According to the Medical Center for Female Sexuality, persistent genital arousal disorder (PGAD), also known as persistent sexual arousal syndrome, is a condition occurring in some women where they have a constant feeling of being sexually aroused and are unable to release it.
ABC News reported sufferers are constantly on the edge of orgasm regardless of time, place or circumstance. While this may sound desirable or funny, it’s actually a nightmarish reality where a woman's body acts independently of her own desires.
Dr. Irwin Goldstein, head of the Sexual Health Program at San Diego’s Alvarado Hospital told ABC News, "it's spontaneous, intrusive, and unwanted genital arousal — consisting of throbbing, pulsing or tingling without the person's sexual interest or desire."
The condition gained notoriety when it was featured on "Grey’s Anatomy."
Psychology Today said, with PGAD, a woman's genitals are physically aroused for hours, days, weeks or longer.
Symptoms, said MSNBC, involve a feeling of "fullness" — a constant engorgement — of the genitals. Yet, said the Medical Center for Female Sexuality, this unwanted genital arousal is unrelated to any erotic thoughts or any feelings of sexual interest or desire.

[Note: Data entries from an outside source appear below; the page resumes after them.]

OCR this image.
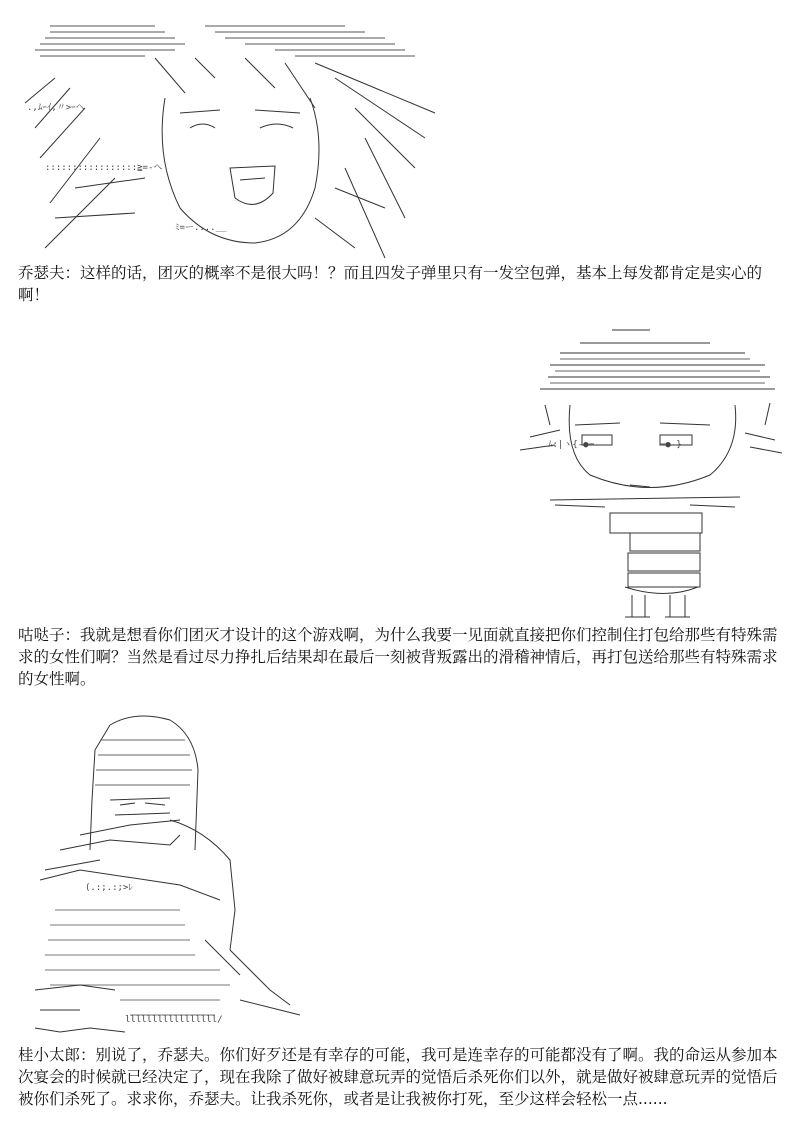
.,ﾑｰｲ,〃>ｰヘ
:::::::::::::::::≧=-へ
ﾐ=ー....__

乔瑟夫：这样的话，团灭的概率不是很大吗！？而且四发子弹里只有一发空包弹，基本上每发都肯定是实心的啊！

ﾑ:|ヽ{-●─	─●-}

咕哒子：我就是想看你们团灭才设计的这个游戏啊，为什么我要一见面就直接把你们控制住打包给那些有特殊需求的女性们啊？当然是看过尽力挣扎后结果却在最后一刻被背叛露出的滑稽神情后，再打包送给那些有特殊需求的女性啊。

(.:;.:;>ﾚ
lllllllllllllllll/

桂小太郎：别说了，乔瑟夫。你们好歹还是有幸存的可能，我可是连幸存的可能都没有了啊。我的命运从参加本次宴会的时候就已经决定了，现在我除了做好被肆意玩弄的觉悟后杀死你们以外，就是做好被肆意玩弄的觉悟后被你们杀死了。求求你，乔瑟夫。让我杀死你，或者是让我被你打死，至少这样会轻松一点......
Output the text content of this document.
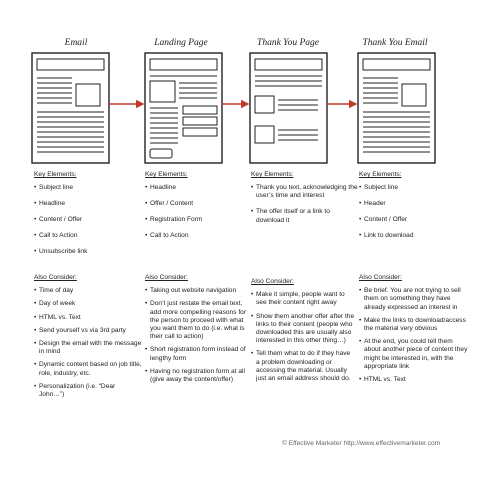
Email	Landing Page	Thank You Page	Thank You Email
Key Elements:
• Subject line
• Headline
• Content / Offer
• Call to Action
• Unsubscribe link
Key Elements:
• Headline
• Offer / Content
• Registration Form
• Call to Action
Key Elements:
• Thank you text, acknowledging the user’s time and interest
• The offer itself or a link to download it
Key Elements:
• Subject line
• Header
• Content / Offer
• Link to download
Also Consider:
• Time of day
• Day of week
• HTML vs. Text
• Send yourself vs via 3rd party
• Design the email with the message in mind
• Dynamic content based on job title, role, industry, etc.
• Personalization (i.e. “Dear John…”)
Also Consider:
• Taking out website navigation
• Don’t just restate the email text, add more compelling reasons for the person to proceed with what you want them to do (i.e. what is their call to action)
• Short registration form instead of lengthy form
• Having no registration form at all (give away the content/offer)
Also Consider:
• Make it simple, people want to see their content right away
• Show them another offer after the links to their content (people who downloaded this are usually also interested in this other thing…)
• Tell them what to do if they have a problem downloading or accessing the material. Usually just an email address should do.
Also Consider:
• Be brief. You are not trying to sell them on something they have already expressed an interest in
• Make the links to download/access the material very obvious
• At the end, you could tell them about another piece of content they might be interested in, with the appropriate link
• HTML vs. Text
© Effective Marketer http://www.effectivemarketer.com
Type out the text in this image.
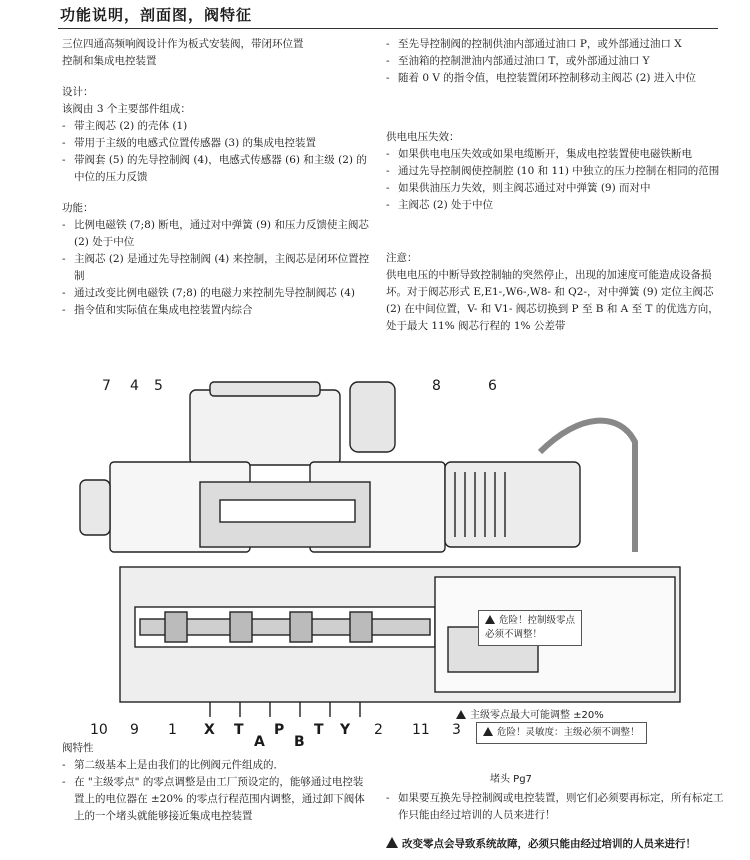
功能说明，剖面图，阀特征

三位四通高频响阀设计作为板式安装阀，带闭环位置

控制和集成电控装置

设计：

该阀由 3 个主要部件组成：

- 带主阀芯 (2) 的壳体 (1)

- 带用于主级的电感式位置传感器 (3) 的集成电控装置

- 带阀套 (5) 的先导控制阀 (4)，电感式传感器 (6) 和主级 (2) 的中位的压力反馈

功能：

- 比例电磁铁 (7;8) 断电，通过对中弹簧 (9) 和压力反馈使主阀芯 (2) 处于中位

- 主阀芯 (2) 是通过先导控制阀 (4) 来控制，主阀芯是闭环位置控制

- 通过改变比例电磁铁 (7;8) 的电磁力来控制先导控制阀芯 (4)

- 指令值和实际值在集成电控装置内综合

- 至先导控制阀的控制供油内部通过油口 P，或外部通过油口 X

- 至油箱的控制泄油内部通过油口 T，或外部通过油口 Y

- 随着 0 V 的指令值，电控装置闭环控制移动主阀芯 (2) 进入中位

供电电压失效：

- 如果供电电压失效或如果电缆断开，集成电控装置使电磁铁断电

- 通过先导控制阀使控制腔 (10 和 11) 中独立的压力控制在相同的范围

- 如果供油压力失效，则主阀芯通过对中弹簧 (9) 而对中

- 主阀芯 (2) 处于中位

注意：

供电电压的中断导致控制轴的突然停止，出现的加速度可能造成设备损坏。对于阀芯形式 E,E1-,W6-,W8- 和 Q2-，对中弹簧 (9) 定位主阀芯 (2) 在中间位置，V- 和 V1- 阀芯切换到 P 至 B 和 A 至 T 的优选方向，处于最大 11% 阀芯行程的 1% 公差带

7 4 5	8	6
10 9 1	2 11 3
X T
A
P
B
T Y
危险！控制级零点
必须不调整！
主级零点最大可能调整 ±20%
危险！灵敏度：主级必须不调整！
堵头 Pg7

阀特性

- 第二级基本上是由我们的比例阀元件组成的．

- 在 "主级零点" 的零点调整是由工厂预设定的，能够通过电控装置上的电位器在 ±20% 的零点行程范围内调整，通过卸下阀体上的一个堵头就能够接近集成电控装置

- 如果要互换先导控制阀或电控装置，则它们必须要再标定，所有标定工作只能由经过培训的人员来进行！

改变零点会导致系统故障，必须只能由经过培训的人员来进行！
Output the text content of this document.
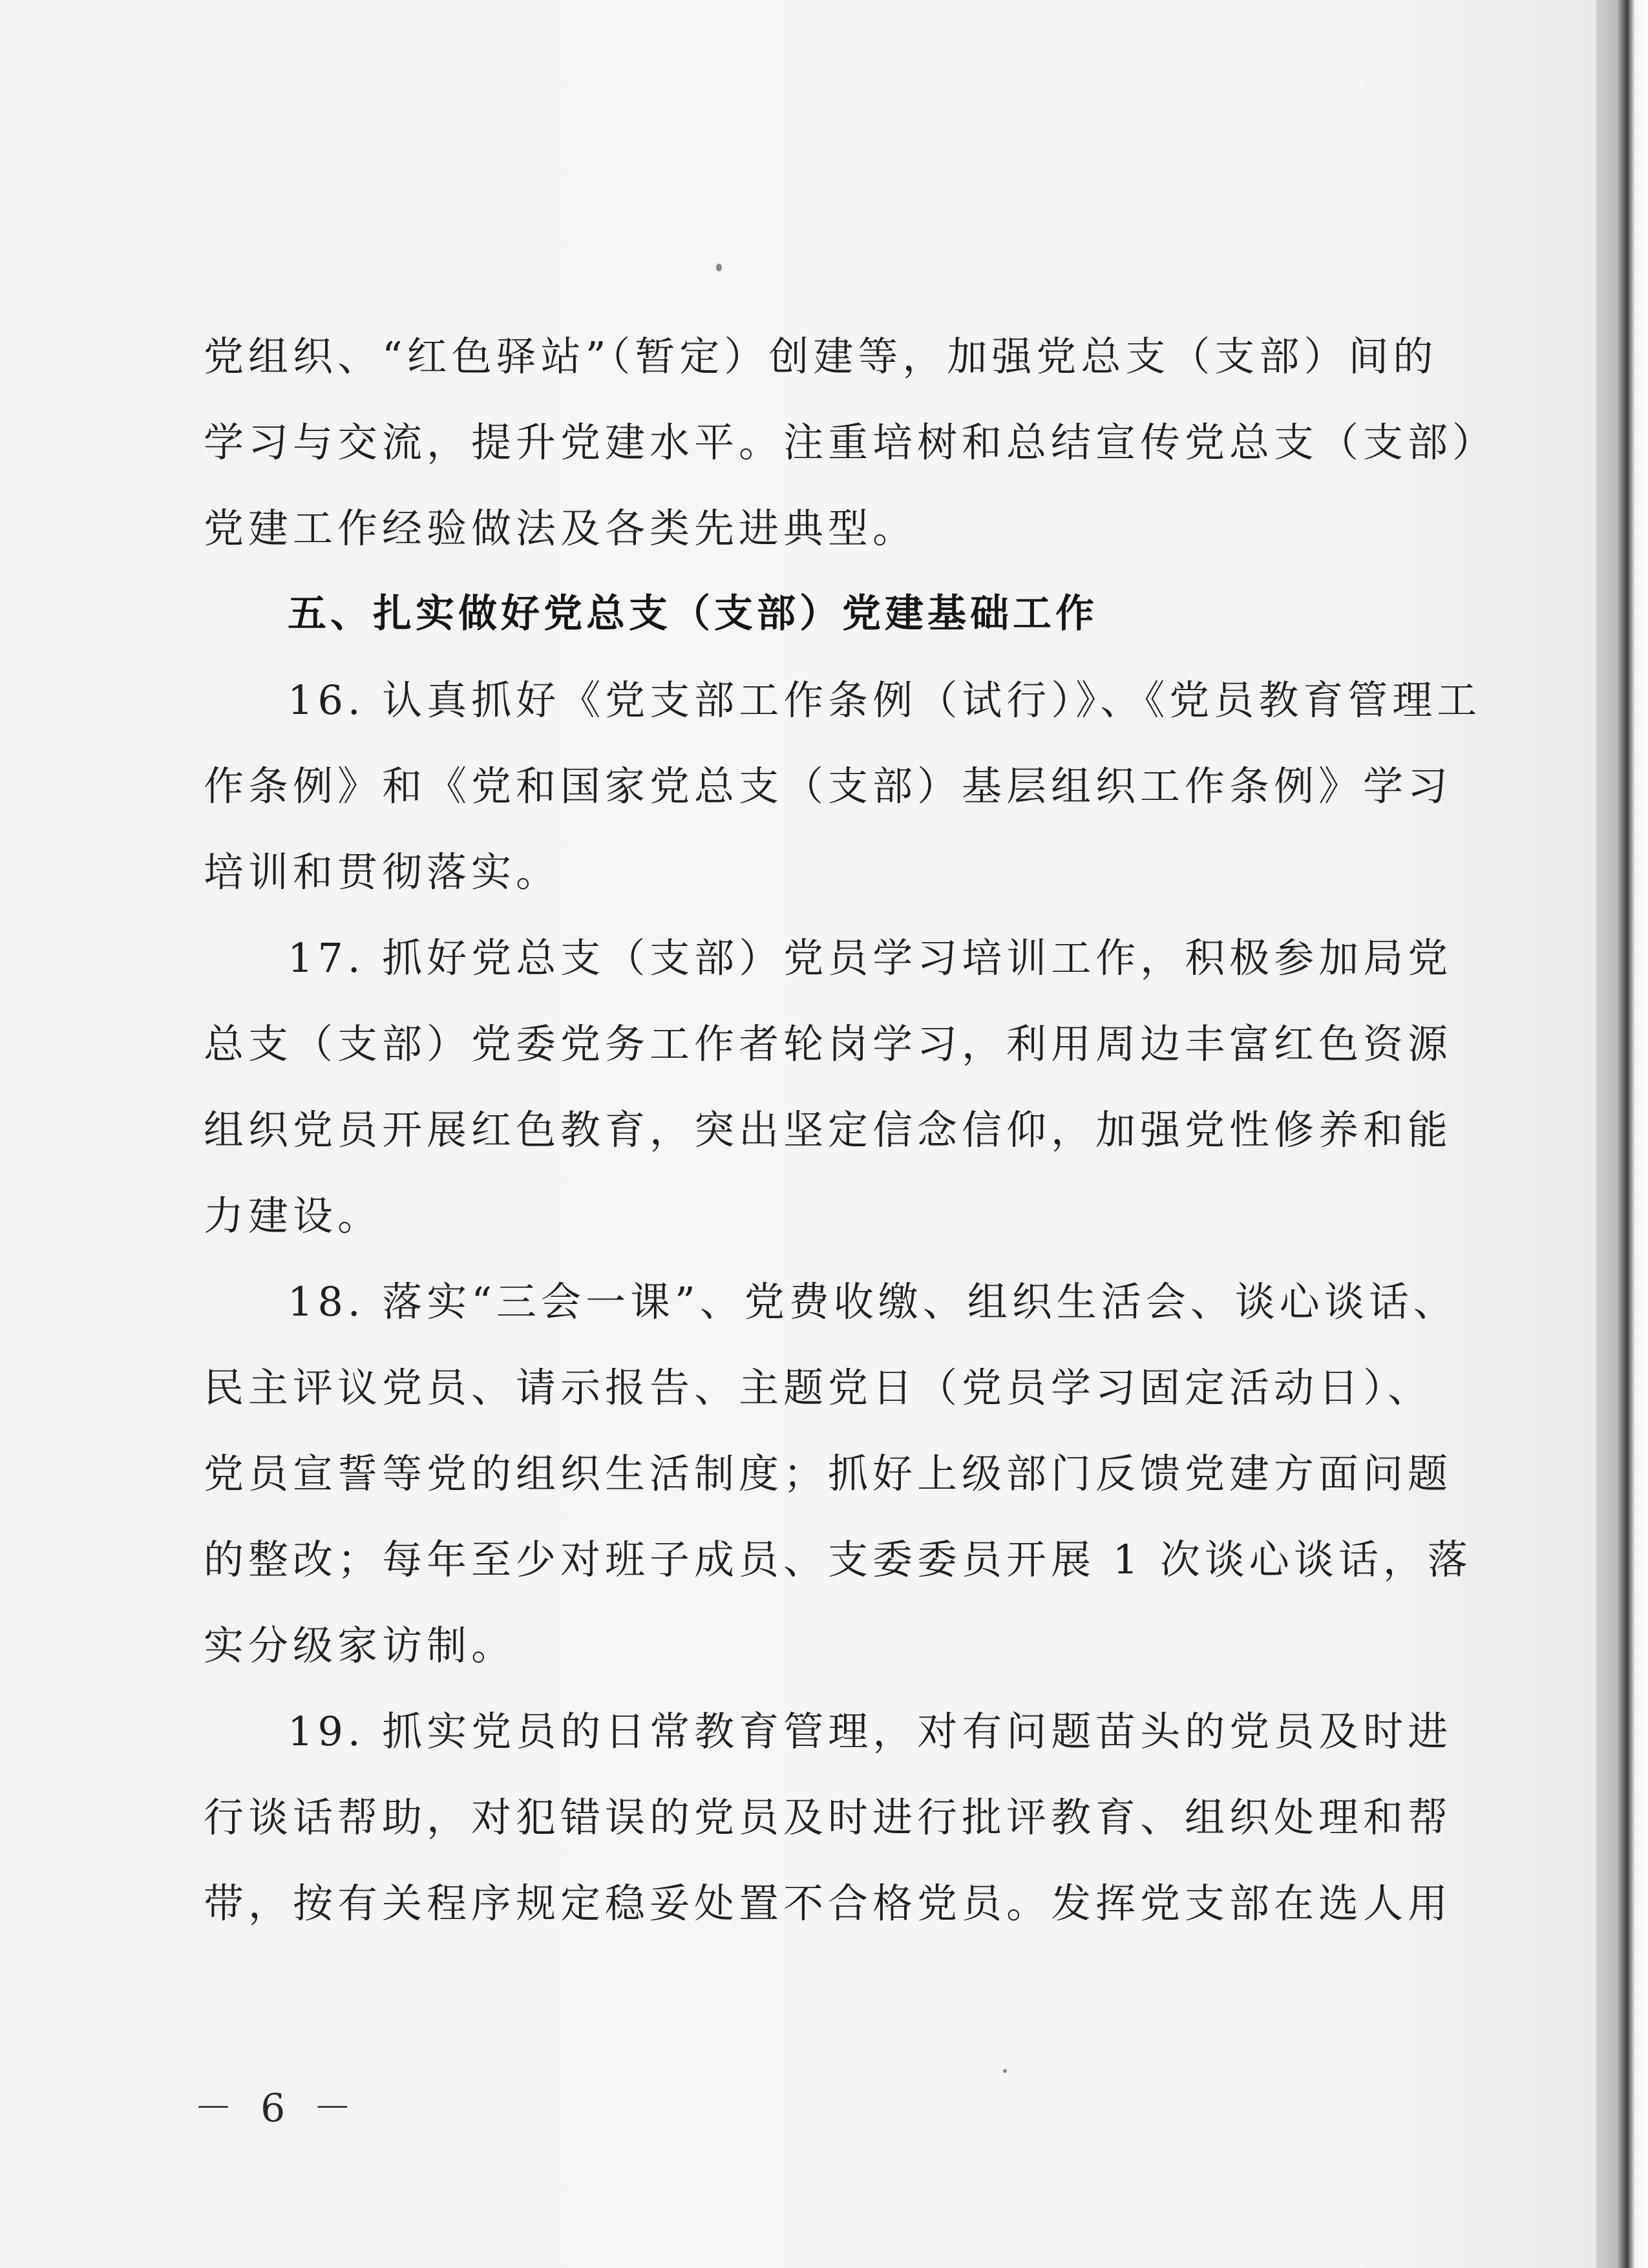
党组织、“红色驿站”（暂定）创建等，加强党总支（支部）间的
学习与交流，提升党建水平。注重培树和总结宣传党总支（支部）
党建工作经验做法及各类先进典型。
五、扎实做好党总支（支部）党建基础工作
16. 认真抓好《党支部工作条例（试行）》、《党员教育管理工
作条例》和《党和国家党总支（支部）基层组织工作条例》学习
培训和贯彻落实。
17. 抓好党总支（支部）党员学习培训工作，积极参加局党
总支（支部）党委党务工作者轮岗学习，利用周边丰富红色资源
组织党员开展红色教育，突出坚定信念信仰，加强党性修养和能
力建设。
18. 落实“三会一课”、党费收缴、组织生活会、谈心谈话、
民主评议党员、请示报告、主题党日（党员学习固定活动日）、
党员宣誓等党的组织生活制度；抓好上级部门反馈党建方面问题
的整改；每年至少对班子成员、支委委员开展 1 次谈心谈话，落
实分级家访制。
19. 抓实党员的日常教育管理，对有问题苗头的党员及时进
行谈话帮助，对犯错误的党员及时进行批评教育、组织处理和帮
带，按有关程序规定稳妥处置不合格党员。发挥党支部在选人用
－ 6 －
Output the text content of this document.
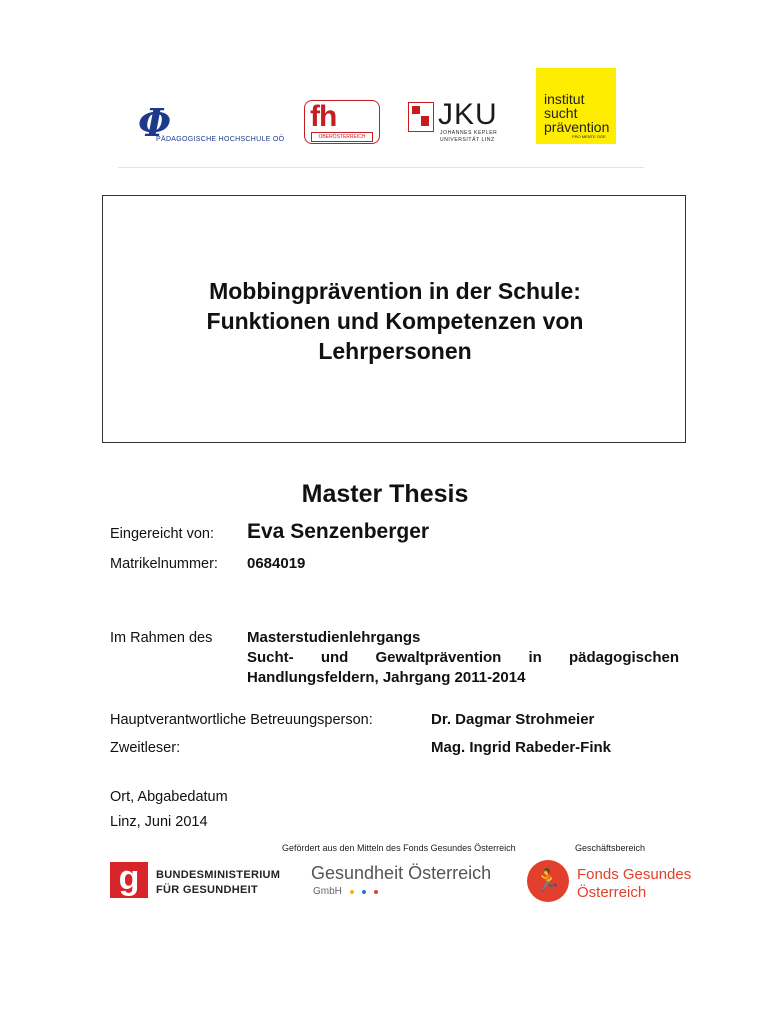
Φ
PÄDAGOGISCHE HOCHSCHULE OÖ
fh
OBERÖSTERREICH
JKU
JOHANNES KEPLER
UNIVERSITÄT LINZ
institut
sucht
prävention
PRO MENTE OÖE
Mobbingprävention in der Schule:
Funktionen und Kompetenzen von
Lehrpersonen
Master Thesis
Eingereicht von: Eva Senzenberger
Matrikelnummer: 0684019
Im Rahmen des Masterstudienlehrgangs
Sucht- und Gewaltprävention in pädagogischen
Handlungsfeldern, Jahrgang 2011-2014
Hauptverantwortliche Betreuungsperson:	Dr. Dagmar Strohmeier
Zweitleser:	Mag. Ingrid Rabeder-Fink
Ort, Abgabedatum
Linz, Juni 2014
Gefördert aus den Mitteln des Fonds Gesundes Österreich	Geschäftsbereich
g	BUNDESMINISTERIUM
FÜR GESUNDHEIT
Gesundheit Österreich
GmbH	🏃	Fonds Gesundes
Österreich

BermanSexualHealth.com said arousal doesn’t go away with orgasm and may require multiple orgasms over hours or days to remit. For many sufferers, that could mean hours of masturbation and no relief. Fox News added, Dr. Sandra Leiblum, a sex therapist, said in the Journal of Sexual Medicine, sexual activities intended to relieve the symptoms can reinforce the sensations or provide only temporary relief.
The Medical Center for Female Sexuality said PGAD can be terribly debilitating and is often accompanied by depression or feelings of distress.
Dr. Goldstein told ABC News, he thinks thousands of women may suffer from PGAD, but the actual number is unknown because so few seek medical help and most doctors don’t know about it.
BermanSexualHealth.com said women who complain of persistent genital arousal disorder may be young or old, premenopausal or using postmenopausal hormone replacement therapy, married or single.